One of the greatest lessons I’ve come to learn with interior design is to think small. Focus on the little details, the little moments in a room that grows to collectively gather a space.
I’ve been paying a lot of attention to my living room of late. It’s where we spend most of our nights. The place I love to write in, with the fire blazing and tea nearby. This room, much like many of the rooms in our house, has to be cosy before anything else. An embrace that softly pulls you in, to rest, relax and curl calmly upon. It’s no wonder that every design decision I’ve made has been centered around this notion. The notion of when entering a room, you should not be lost in its empty vastness. Your eye should not be drawn to its scale, but rather the collective moments within that compliment a feeling of ease.
How is this achieved?
Gather over time small pieces and patterns of furniture, fabric, and art. Focus more on the idea of multiple seating spaces for comfort, such as armchairs and settees, instead of just one large sectional sofa.
In our living room, I have scattered striped slipcover chairs alongside our neutral linen sofa. Besides these, I have placed small antique coffee and side tables. Small footstools and dressers are tucked into the corners of the room. Upon them, are vases of flowers, both dried and fresh, and lots of framed photos always! It is your home after all; don’t ever forget to personalise it with memories you cherish.
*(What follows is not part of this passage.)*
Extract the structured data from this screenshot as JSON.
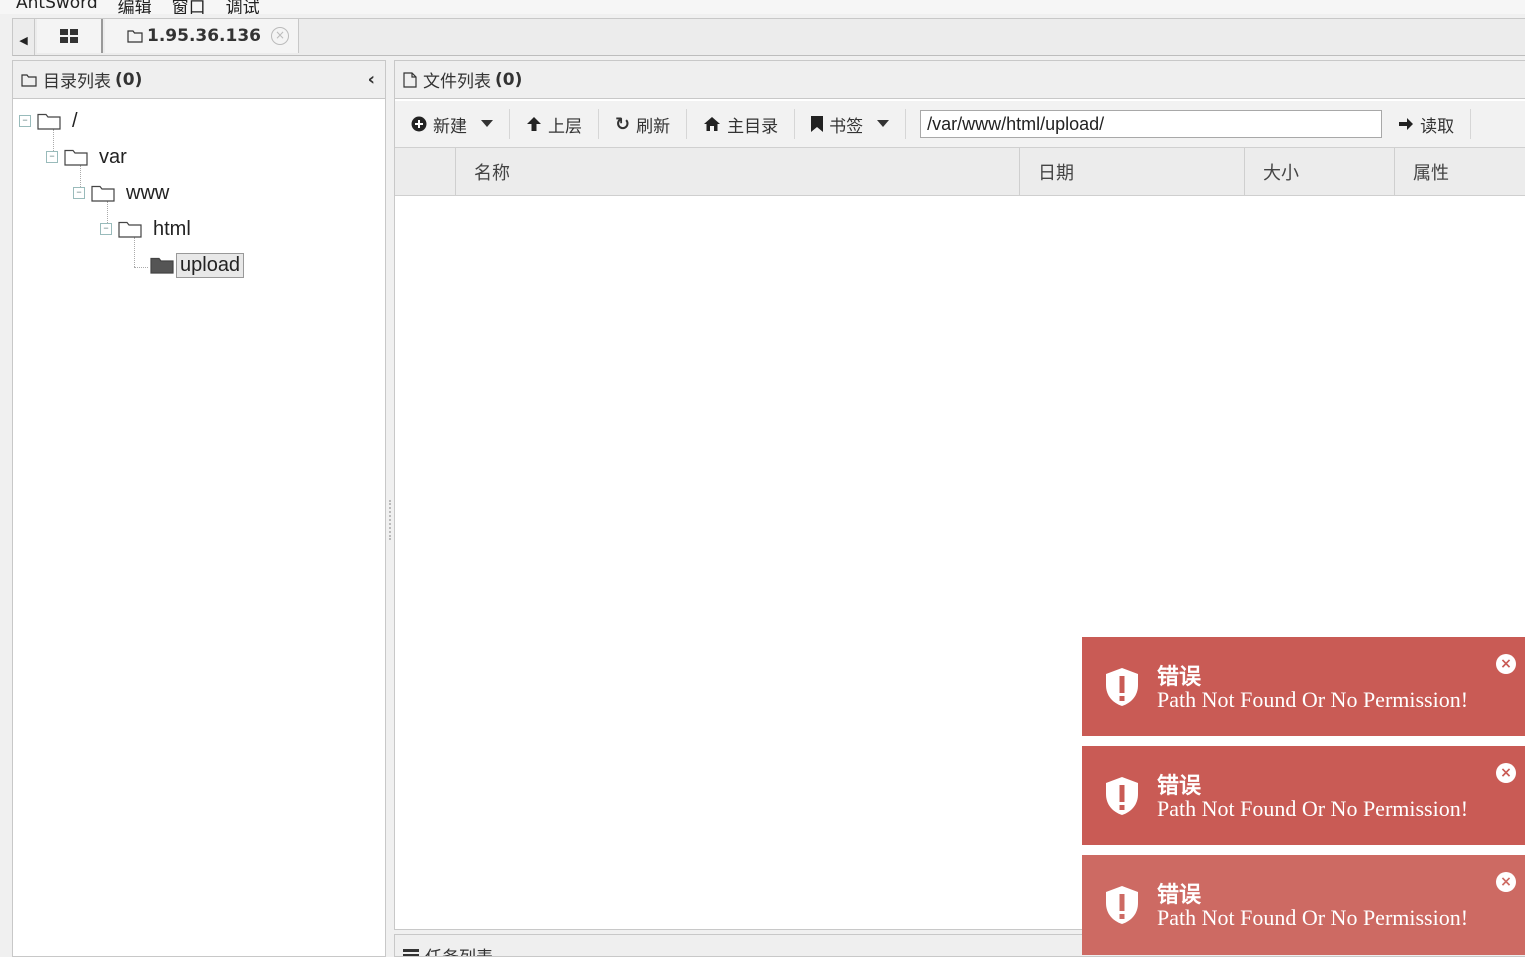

Where art is concerned, make your collection a cluster of old and new pieces that vary in size. You want your walls to be a subtle reflection of your interests. A companion to the pieces you have decorated below. And don’t be afraid to hang them at different heights too! This will only add to the warmth and dimension of the room.
By thinking small you can watch your visions grow in a more achievable and inviting light.